July volunteers: Juan Flores and family, Karen Sorum and Hallie Loveridge, Jessica and Mark Hiller, Cristian Garcia, Esteban Millard, Jennifer Tsai, Veronica Bishop, Angie Dean, Roman Schlichting, Ryven Schlichting, Louie and Louise Christensen, Montserrat Iniesta, Quetzalli Balderas, Stacey Hunter, and Amy and Georgia Emerson.
While covering the beach at night, I’ve occasionally noticed large groups of adults and kids bagging up hundreds of Ghost Crabs. Sadly, there should be thousands of crabs on the beach, but there are very few left these nights. It makes me wonder about the logic of one individual that posts Facebook images of a crab run over, while thousands are being boiled alive and eaten????

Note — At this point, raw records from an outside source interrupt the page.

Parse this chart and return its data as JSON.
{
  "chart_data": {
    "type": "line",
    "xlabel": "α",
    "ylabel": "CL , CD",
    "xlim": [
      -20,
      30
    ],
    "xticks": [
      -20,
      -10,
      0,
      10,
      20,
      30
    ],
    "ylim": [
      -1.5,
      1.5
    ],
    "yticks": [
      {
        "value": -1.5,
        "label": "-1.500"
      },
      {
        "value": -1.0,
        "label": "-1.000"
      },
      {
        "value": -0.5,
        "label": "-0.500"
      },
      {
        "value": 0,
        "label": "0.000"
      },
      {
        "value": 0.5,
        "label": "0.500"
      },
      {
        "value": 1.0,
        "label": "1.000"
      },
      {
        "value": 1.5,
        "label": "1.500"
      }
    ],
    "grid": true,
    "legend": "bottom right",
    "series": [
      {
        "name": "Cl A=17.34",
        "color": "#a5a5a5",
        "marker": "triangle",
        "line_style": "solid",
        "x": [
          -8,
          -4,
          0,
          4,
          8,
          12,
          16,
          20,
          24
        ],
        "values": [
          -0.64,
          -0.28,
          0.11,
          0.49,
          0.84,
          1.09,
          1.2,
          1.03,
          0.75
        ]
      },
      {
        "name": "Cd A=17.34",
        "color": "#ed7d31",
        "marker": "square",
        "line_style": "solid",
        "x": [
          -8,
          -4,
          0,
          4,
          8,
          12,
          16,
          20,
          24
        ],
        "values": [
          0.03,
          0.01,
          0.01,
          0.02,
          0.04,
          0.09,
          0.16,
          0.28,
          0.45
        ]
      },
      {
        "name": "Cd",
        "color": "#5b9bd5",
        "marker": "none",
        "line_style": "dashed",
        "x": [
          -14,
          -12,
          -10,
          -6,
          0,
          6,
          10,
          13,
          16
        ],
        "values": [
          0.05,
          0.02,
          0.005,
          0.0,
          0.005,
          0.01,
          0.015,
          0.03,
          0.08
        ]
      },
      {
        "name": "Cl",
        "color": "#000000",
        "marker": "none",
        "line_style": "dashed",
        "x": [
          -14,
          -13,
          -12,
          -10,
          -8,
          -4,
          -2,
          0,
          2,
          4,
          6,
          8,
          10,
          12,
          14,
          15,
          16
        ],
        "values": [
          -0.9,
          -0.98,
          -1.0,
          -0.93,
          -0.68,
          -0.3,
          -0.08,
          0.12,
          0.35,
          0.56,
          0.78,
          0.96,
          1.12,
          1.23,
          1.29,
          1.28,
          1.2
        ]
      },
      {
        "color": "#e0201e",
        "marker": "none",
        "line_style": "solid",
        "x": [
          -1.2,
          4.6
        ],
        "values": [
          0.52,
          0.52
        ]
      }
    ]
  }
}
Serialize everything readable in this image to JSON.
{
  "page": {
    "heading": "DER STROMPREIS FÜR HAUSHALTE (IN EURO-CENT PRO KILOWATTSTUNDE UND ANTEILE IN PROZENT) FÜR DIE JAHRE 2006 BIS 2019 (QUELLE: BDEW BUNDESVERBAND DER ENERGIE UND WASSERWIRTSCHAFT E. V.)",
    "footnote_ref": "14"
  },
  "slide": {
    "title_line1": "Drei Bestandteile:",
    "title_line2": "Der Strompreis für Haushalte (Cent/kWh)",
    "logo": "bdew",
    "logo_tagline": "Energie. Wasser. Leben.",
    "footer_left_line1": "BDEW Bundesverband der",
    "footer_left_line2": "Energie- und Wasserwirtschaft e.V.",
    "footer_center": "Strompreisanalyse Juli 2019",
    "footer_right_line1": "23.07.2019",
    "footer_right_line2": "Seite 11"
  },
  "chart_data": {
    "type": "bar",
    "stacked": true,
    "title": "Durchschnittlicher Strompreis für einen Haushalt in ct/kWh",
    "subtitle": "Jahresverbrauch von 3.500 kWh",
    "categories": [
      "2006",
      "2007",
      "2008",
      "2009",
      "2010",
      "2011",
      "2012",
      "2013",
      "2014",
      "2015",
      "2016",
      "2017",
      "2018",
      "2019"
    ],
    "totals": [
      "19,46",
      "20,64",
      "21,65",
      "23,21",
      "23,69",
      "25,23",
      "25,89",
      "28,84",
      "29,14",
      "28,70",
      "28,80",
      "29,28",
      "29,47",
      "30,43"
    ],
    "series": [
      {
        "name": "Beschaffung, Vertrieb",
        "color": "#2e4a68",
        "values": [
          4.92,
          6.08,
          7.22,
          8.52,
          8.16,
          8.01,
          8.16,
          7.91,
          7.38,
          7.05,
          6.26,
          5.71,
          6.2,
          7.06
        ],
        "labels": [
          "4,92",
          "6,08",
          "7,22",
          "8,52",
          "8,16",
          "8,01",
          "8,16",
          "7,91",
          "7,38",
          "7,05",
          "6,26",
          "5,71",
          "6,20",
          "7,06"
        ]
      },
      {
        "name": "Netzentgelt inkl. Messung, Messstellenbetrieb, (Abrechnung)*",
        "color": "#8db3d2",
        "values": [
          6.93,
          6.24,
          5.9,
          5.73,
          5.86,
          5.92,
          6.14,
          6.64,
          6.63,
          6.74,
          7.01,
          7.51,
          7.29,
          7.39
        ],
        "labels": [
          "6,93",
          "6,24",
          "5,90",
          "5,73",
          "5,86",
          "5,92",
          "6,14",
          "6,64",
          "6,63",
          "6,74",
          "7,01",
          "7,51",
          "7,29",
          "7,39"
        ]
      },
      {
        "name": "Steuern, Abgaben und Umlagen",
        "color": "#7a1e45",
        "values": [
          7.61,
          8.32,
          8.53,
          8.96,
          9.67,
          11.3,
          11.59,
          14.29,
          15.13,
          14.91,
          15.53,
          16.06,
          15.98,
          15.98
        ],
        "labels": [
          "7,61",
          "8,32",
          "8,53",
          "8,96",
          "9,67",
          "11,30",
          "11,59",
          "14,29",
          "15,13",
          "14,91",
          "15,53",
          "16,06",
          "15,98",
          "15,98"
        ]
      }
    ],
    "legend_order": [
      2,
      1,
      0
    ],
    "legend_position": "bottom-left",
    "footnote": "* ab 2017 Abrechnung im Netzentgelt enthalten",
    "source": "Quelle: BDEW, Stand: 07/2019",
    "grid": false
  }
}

I’ve also noticed over the past several years that when tropical weather systems work their way up the coast, they tend to keep moisture that was intended to flow inland out at sea. If this anomaly continues for several years, it could cause a possible threat to the towns water supply. This year, over two dozen tropical systems have traveled the same route from Central America and below San Pancho; see the image below.
The buggy had a bit of bad luck. Somewhere on the beach or maybe in town, the buggy’s crankcase struck something hard like a rock or cement and cracked the crankcase. The oil quickly drained out and withing minutes the engine froze up. The motor was replaced, along with the entire clutch and front brakes were also repaired. It cost us dearly; we need your help with donations.
The buggy is not the only thing around here having bad luck. Our internet fiber optic cable was hit by a coconut and snapped the cable, causing the telephone and internet to crash for over a week.
Weather-wise: Temperatures during the day were in the high 80’s° to low 90°s, while nighttime temps were in the high 70s°, cloudy warm days but unusually cold nights. 11.26 inches of rain in August, and for the year, rainfall came to 18.68 inches. By the end of last August, the rainfall total was 45.50 inches. Despite the lack of rain, the jungle is doing well. With the addition of several new residences and two or three years of low rainfall, water could become a serious problem.
Town and country-wise: Regular gasoline is around 4.61 dollars per gallon. The exchange rate is around 20 pesos per dollar. Except for two very brief flashfloods the river remains bone dry today. It is highly unusual that the river is dry up to September 5th. The lagoon was forced opened to the sea on the night of August 16th, but quickly closed, oddly no Water Hyacinth were washed up on our shore for once.
Frank Smith, Director
Grupo Ecológico de la Costa Verde, A.C.